“跟江月坐一起真的反差太大了,一个天天坐这儿认真听课,一个天天不见人影,宿舍还住对门。”
“听说温砚之前上网吧的时候还打过人呢,也太猛了。”
一句句细碎的议论轻飘飘钻进江月耳中。她笔尖几不可察地一顿,笔下的字母微微歪了一丝。
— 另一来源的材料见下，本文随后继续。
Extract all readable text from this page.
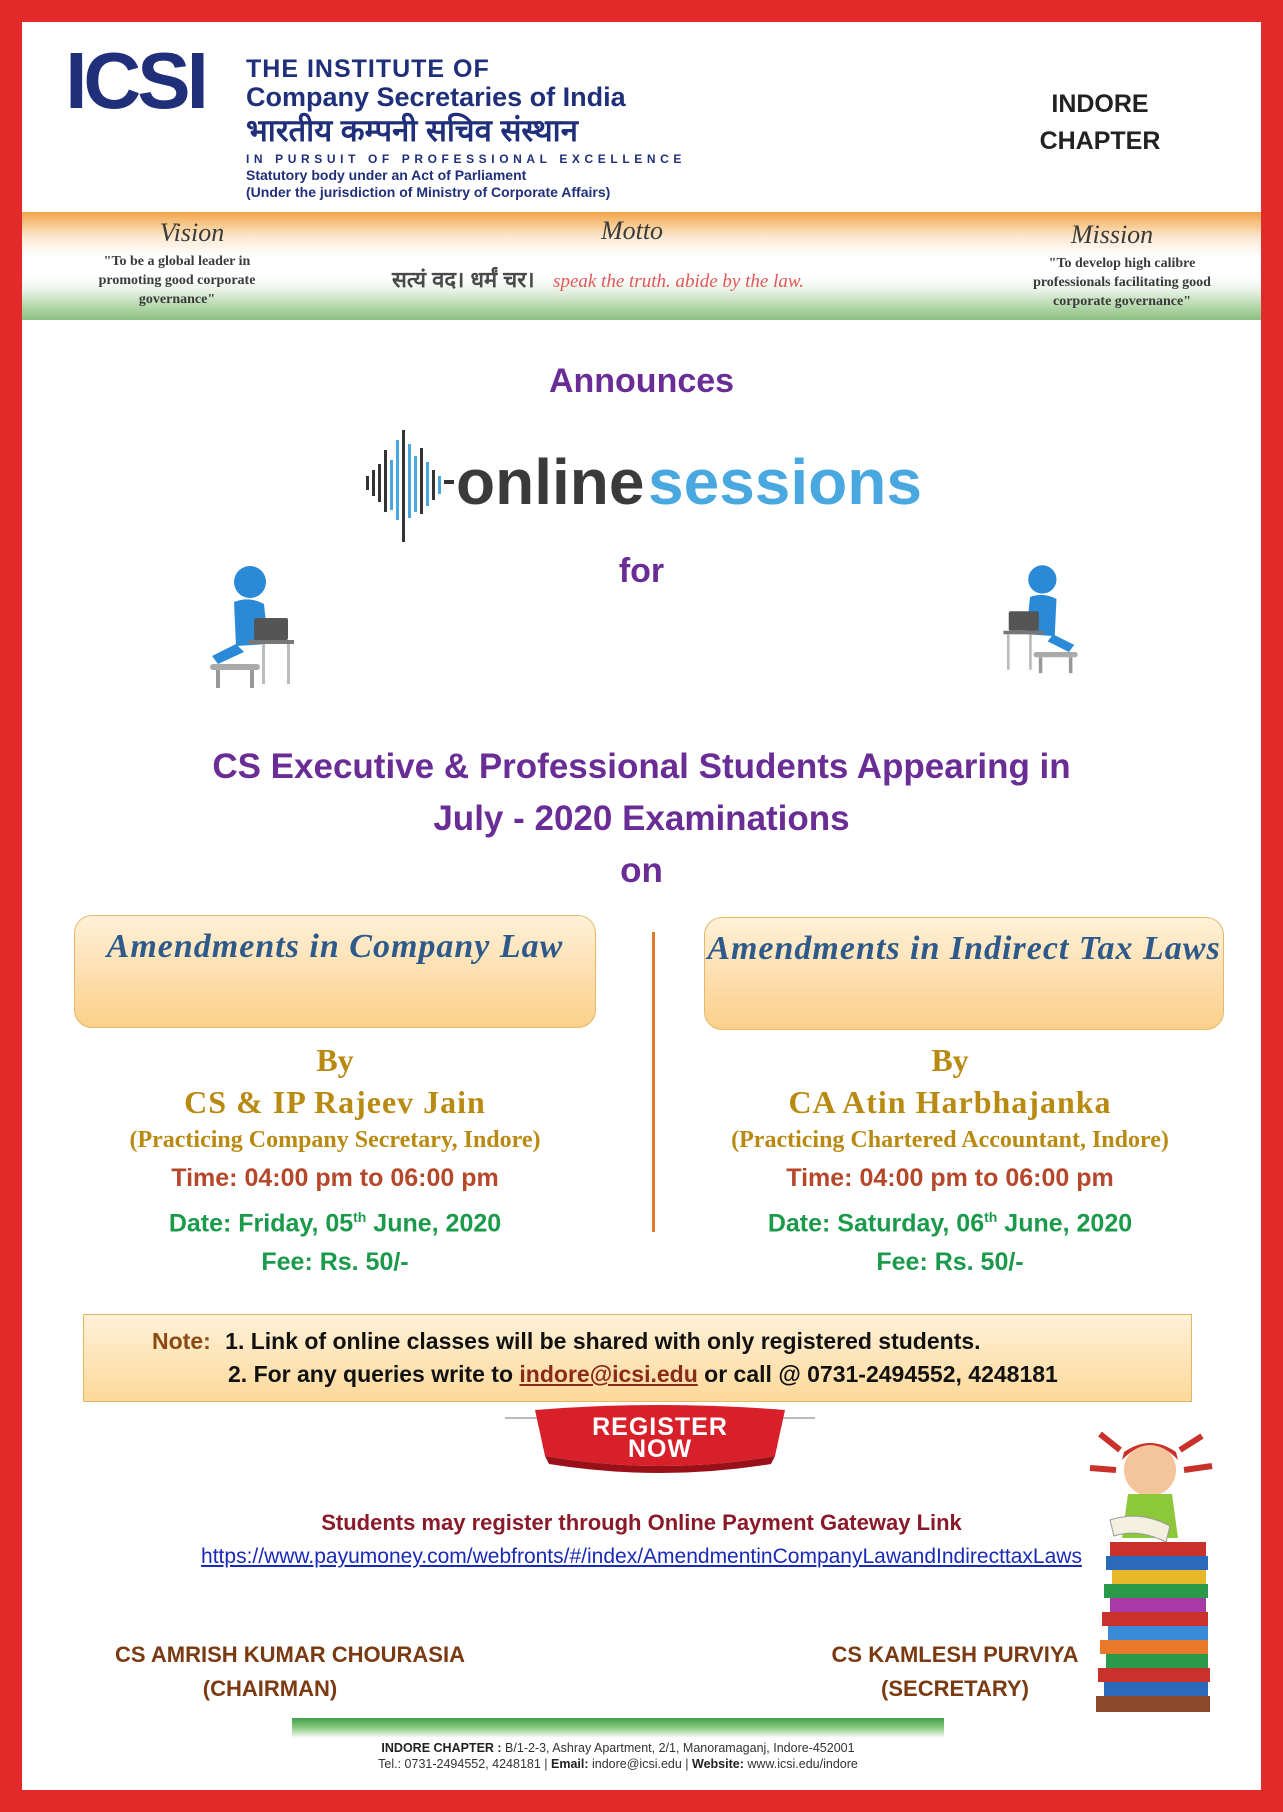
ICSI THE INSTITUTE OF
Company Secretaries of India
भारतीय कम्पनी सचिव संस्थान
IN PURSUIT OF PROFESSIONAL EXCELLENCE
Statutory body under an Act of Parliament
(Under the jurisdiction of Ministry of Corporate Affairs)
INDORE
CHAPTER
Vision
"To be a global leader in promoting good corporate governance"
Motto
सत्यं वद। धर्मं चर। speak the truth. abide by the law.
Mission
"To develop high calibre professionals facilitating good corporate governance"
Announces
online sessions
for
CS Executive & Professional Students Appearing in
July - 2020 Examinations
on
Amendments in Company Law	Amendments in Indirect Tax Laws
By
CS & IP Rajeev Jain
(Practicing Company Secretary, Indore)
Time: 04:00 pm to 06:00 pm
Date: Friday, 05th June, 2020
Fee: Rs. 50/-
By
CA Atin Harbhajanka
(Practicing Chartered Accountant, Indore)
Time: 04:00 pm to 06:00 pm
Date: Saturday, 06th June, 2020
Fee: Rs. 50/-
Note: 1. Link of online classes will be shared with only registered students.
2. For any queries write to indore@icsi.edu or call @ 0731-2494552, 4248181
REGISTER
NOW
Students may register through Online Payment Gateway Link
https://www.payumoney.com/webfronts/#/index/AmendmentinCompanyLawandIndirecttaxLaws
CS AMRISH KUMAR CHOURASIA
(CHAIRMAN)
CS KAMLESH PURVIYA
(SECRETARY)
INDORE CHAPTER : B/1-2-3, Ashray Apartment, 2/1, Manoramaganj, Indore-452001
Tel.: 0731-2494552, 4248181 | Email: indore@icsi.edu | Website: www.icsi.edu/indore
阳光慢慢移动,从窗沿移到桌面,再落到温砚那把空椅子上。暖融融的光裹着桌椅,却因为没有人气,显得格外冷清。江月的余光不经意扫过,看见那颗薄荷糖正顺着桌面倾斜的角度一点点滑动,眼看就要滚落在地,沾上浮尘。
她的动作比思绪更快。
指尖轻轻伸出,稳稳将那颗糖推回桌面中央,动作轻得像怕惊扰什么。
做完这一下,江月自己先愣了愣。
她一向边界感极强,从不碰别人的东西,从不插手旁人的琐事,更不会为一个立场对立、几乎零交流的人多费半分心。可对象是温砚,她却没有半分别扭,只觉得这是再自然不过的举动。
大概,只是同桌之间的举手之劳。
她在心底轻轻解释一句,强迫自己收回注意力,重新看向黑板。唐时白正在讲语法点,语调平缓,条理清晰。下一节课是林杰的数学,节奏快,难度高,她必须全神贯注。
可她的目光,还是会在某个不经意的间隙,飘向身旁的空位。
看着空荡荡的椅子,看着桌洞里随意扔着的外套,看着那颗安安稳稳的薄荷糖,感受着空气里若有似无的清凉。她忽然发现,自己竟然已经记熟了这股味道,记熟了这个人的存在,记熟了这个与自己完全相反、却偏偏离自己最近的对立面。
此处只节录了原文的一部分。